Who were the sea peoples? How did a bunch raiders successfully invaded the near east and spread iron?
>>2659130
It's in the name. As sea peoples, they lived in the sea and thus they were the Reptilians
>spread iron
just because they invaded did not mean they brought iron with them.
>>2659130
>and spread iron?
They didn't. Iron had been known about for a while, it was just that Bronze was significantly better because the technology to really make iron useful hadn't emerged yet. Tin and copper both required significantly lower temperatures to smelt into bronze and work than iron did, and what little iron was being produced during the Bronze Age was going to be significantly lower quality than the bronze that was available.
However, tin was comparatively rare in the ancient near east, and most regions were heavily reliant on trade to distant areas to provide the tin necessary for bronze. Pic related isn't entirely accurate, but it gives the general idea.
The Bronze Age Collapse saw the collapse of the trade routes vital to the tin trade, among countless other things, and as it became harder to make bronze and smelting technology improved, ironworking really started to emerge.
>>2659130
Sea Peoples don't real.
John Green told me so.
>>2659130
Holy fuck, is that guy wearing a flower pot as a helmet?
>>2659130
>successfully invaded the near east
Invasion feels a wrong as a word to describe the sea peoples. It's a purely military term when they were described as bringing their women and goods with them. It's more akin to a migration, which took a military turn because the southwest asian economy was already full
>>2659176
That map is shite.
>>2659238
I've been searching around for good replacements for it. Got any that show the locations of different mines or trade routes?
>>2659130
https://www.youtube.com/watch?v=hyry8mgXiTk
>>2659247
No, but here's an individual version of the one I posted.

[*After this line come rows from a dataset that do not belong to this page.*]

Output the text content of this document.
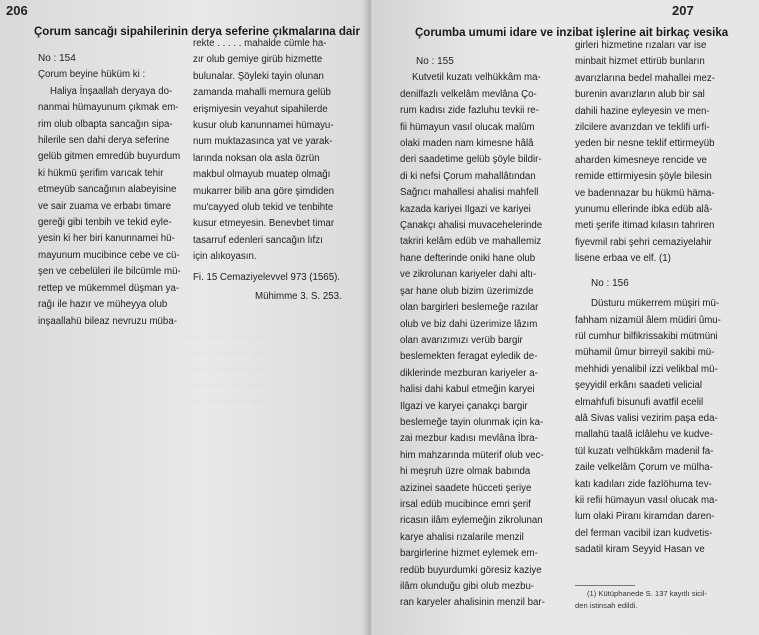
··· ······· ······· ······
····· ······· ···· ·····
··· ······ ······· ·····
······ ····· ········ ···
····· ······· ······ ····
206
Çorum sancağı sipahilerinin derya seferine çıkmalarına dair
No : 154
Çorum beyine hüküm ki :
Haliya İnşaallah deryaya do-
nanmai hümayunum çıkmak em-
rim olub olbapta sancağın sipa-
hilerile sen dahi derya seferine
gelüb gitmen emredüb buyurdum
ki hükmü şerifim varıcak tehir
etmeyüb sancağının alabeyisine
ve sair zuama ve erbabı timare
gereği gibi tenbih ve tekid eyle-
yesin ki her biri kanunnamei hü-
mayunum mucibince cebe ve cü-
şen ve cebelüleri ile bilcümle mü-
rettep ve mükemmel düşman ya-
rağı ile hazır ve müheyya olub
inşaallahü bileaz nevruzu müba-
rekte . . . . . mahalde cümle ha-
zır olub gemiye girüb hizmette
bulunalar. Şöyleki tayin olunan
zamanda mahalli memura gelüb
erişmiyesin veyahut sipahilerde
kusur olub kanunnamei hümayu-
num muktazasınca yat ve yarak-
larında noksan ola asla özrün
makbul olmayub muatep olmağı
mukarrer bilib ana göre şimdiden
mu'cayyed olub tekid ve tenbihte
kusur etmeyesin. Benevbet timar
tasarruf edenleri sancağın lıfzı
için alıkoyasın.
Fi. 15 Cemaziyelevvel 973 (1565).
Mühimme 3. S. 253.
207
Çorumba umumi idare ve inzibat işlerine ait birkaç vesika
No : 155
Kutvetil kuzatı velhükkâm ma-
denilfazlı velkelâm mevlâna Ço-
rum kadısı zide fazluhu tevkii re-
fii hümayun vasıl olucak malûm
olaki maden nam kimesne hâlâ
deri saadetime gelüb şöyle bildir-
di ki nefsi Çorum mahallâtından
Sağrıcı mahallesi ahalisi mahfell
kazada kariyei Ilgazi ve kariyei
Çanakçı ahalisi muvacehelerinde
takriri kelâm edüb ve mahallemiz
hane defterinde oniki hane olub
ve zikrolunan kariyeler dahi altı-
şar hane olub bizim üzerimizde
olan bargirleri beslemeğe razılar
olub ve biz dahi üzerimize lâzım
olan avarızımızı verüb bargir
beslemekten feragat eyledik de-
diklerinde mezburan kariyeler a-
halisi dahi kabul etmeğin karyei
Ilgazi ve karyei çanakçı bargir
beslemeğe tayin olunmak için ka-
zai mezbur kadısı mevlâna İbra-
him mahzarında müterif olub vec-
hi meşruh üzre olmak babında
azizinei saadete hücceti şeriye
irsal edüb mucibince emri şerif
ricasın ilâm eylemeğin zikrolunan
karye ahalisi rızalarile menzil
bargirlerine hizmet eylemek em-
redüb buyurdumki göresiz kaziye
ilâm olunduğu gibi olub mezbu-
ran karyeler ahalisinin menzil bar-
girleri hizmetine rızaları var ise
minbait hizmet ettirüb bunların
avarızlarına bedel mahallei mez-
burenin avarızların alub bir sal
dahili hazine eyleyesin ve men-
zilcilere avarızdan ve teklifi urfi-
yeden bir nesne teklif ettirmeyüb
aharden kimesneye rencide ve
remide ettirmiyesin şöyle bilesin
ve badennazar bu hükmü häma-
yunumu ellerinde ibka edüb alâ-
meti şerife itimad kılasın tahriren
fiyevmil rabi şehri cemaziyelahir
lisene erbaa ve elf. (1)
No : 156
Düsturu mükerrem müşiri mü-
fahham nizamül âlem müdiri ûmu-
rül cumhur bilfikrissakibi mütmüni
mühamil ûmur birreyil sakibi mü-
mehhidi yenalibil izzi velikbal mü-
şeyyidil erkânı saadeti velicial
elmahfufi bisunufi avatfil ecelil
alâ Sivas valisi vezirim paşa eda-
mallahü taalâ iclâlehu ve kudve-
tül kuzatı velhükkâm madenil fa-
zaile velkelâm Çorum ve mülha-
katı kadıları zide fazlöhuma tev-
kii refii hümayun vasıl olucak ma-
lum olaki Piranı kiramdan daren-
del ferman vacibil izan kudvetis-
sadatil kiram Seyyid Hasan ve
(1) Kütüphanede S. 137 kayıtlı sicil-
den istinsah edildi.
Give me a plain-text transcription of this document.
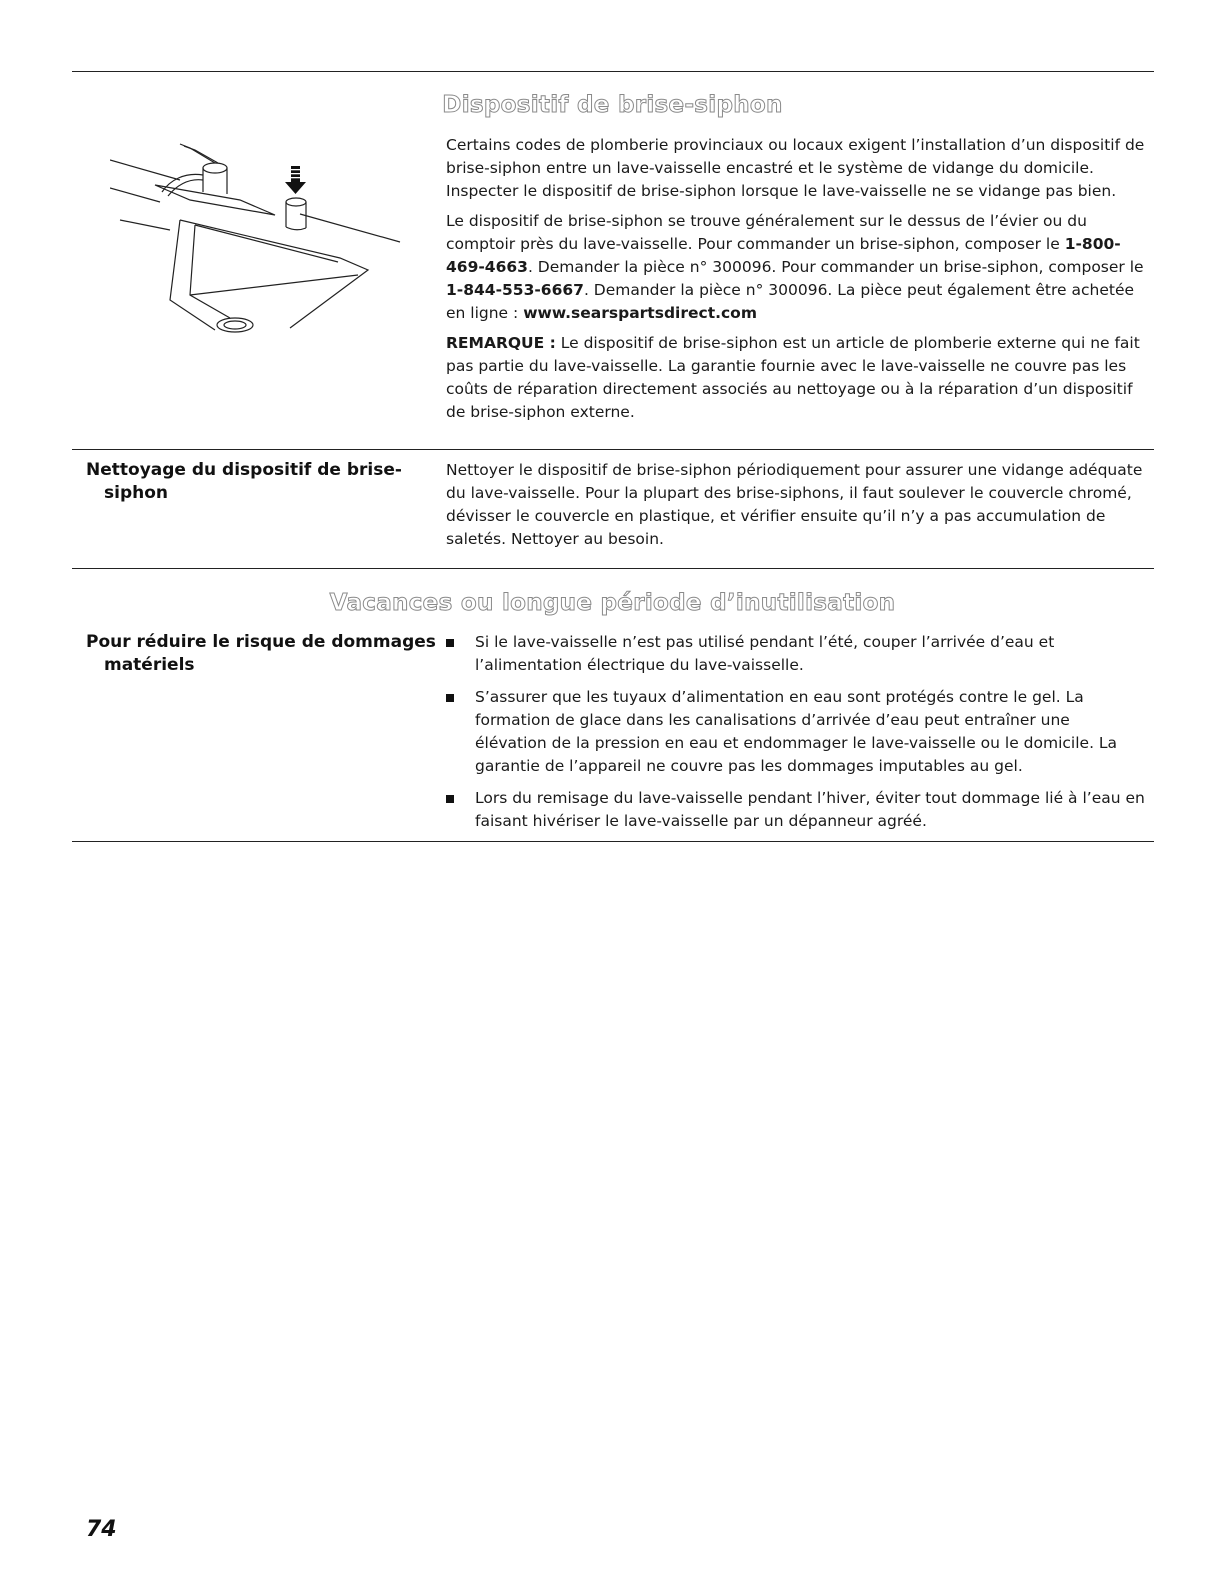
Dispositif de brise-siphon

Certains codes de plomberie provinciaux ou locaux exigent l’installation d’un dispositif de brise-siphon entre un lave-vaisselle encastré et le système de vidange du domicile. Inspecter le dispositif de brise-siphon lorsque le lave-vaisselle ne se vidange pas bien.

Le dispositif de brise-siphon se trouve généralement sur le dessus de l’évier ou du comptoir près du lave-vaisselle. Pour commander un brise-siphon, composer le 1-800-469-4663. Demander la pièce n° 300096. Pour commander un brise-siphon, composer le 1-844-553-6667. Demander la pièce n° 300096. La pièce peut également être achetée en ligne : www.searspartsdirect.com

REMARQUE : Le dispositif de brise-siphon est un article de plomberie externe qui ne fait pas partie du lave-vaisselle. La garantie fournie avec le lave-vaisselle ne couvre pas les coûts de réparation directement associés au nettoyage ou à la réparation d’un dispositif de brise-siphon externe.

Nettoyage du dispositif de brise-siphon
Nettoyer le dispositif de brise-siphon périodiquement pour assurer une vidange adéquate du lave-vaisselle. Pour la plupart des brise-siphons, il faut soulever le couvercle chromé, dévisser le couvercle en plastique, et vérifier ensuite qu’il n’y a pas accumulation de saletés. Nettoyer au besoin.
Vacances ou longue période d’inutilisation
Pour réduire le risque de dommages matériels
Si le lave-vaisselle n’est pas utilisé pendant l’été, couper l’arrivée d’eau et l’alimentation électrique du lave-vaisselle.
S’assurer que les tuyaux d’alimentation en eau sont protégés contre le gel. La formation de glace dans les canalisations d’arrivée d’eau peut entraîner une élévation de la pression en eau et endommager le lave-vaisselle ou le domicile. La garantie de l’appareil ne couvre pas les dommages imputables au gel.
Lors du remisage du lave-vaisselle pendant l’hiver, éviter tout dommage lié à l’eau en faisant hivériser le lave-vaisselle par un dépanneur agréé.
74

It is known that the Timna Valley contains the earliest evidence of copper mining in 7000-5000 BC though, so it's almost certain metallurgy originated in the Middle East and spread from there, correlating with West Asian admixture.
>>2659190
Bronze age armor is crazy-go-nuts
Who were they?
Indo european immigrants/invaders?
>>2659305
>caused the destruction of civilization
>from vaguely northern european region
If history truly comes in cycles then they were probably the eternal germans
>>2659305
Sardinians and italics I've heard
>>2659305
Probably non-IE Sicilians, Sardinians, Philistines and post-collapse Minoans
>>2659252
Y'all niggas should stop ignoring this post.
>>2660136
He doesn't really adress The sea people problem, he mostly talks about The BA collapse
>>2659252
Globalism a shit.
>>2660150
Not him, but the Dorian Greeks surely played a part.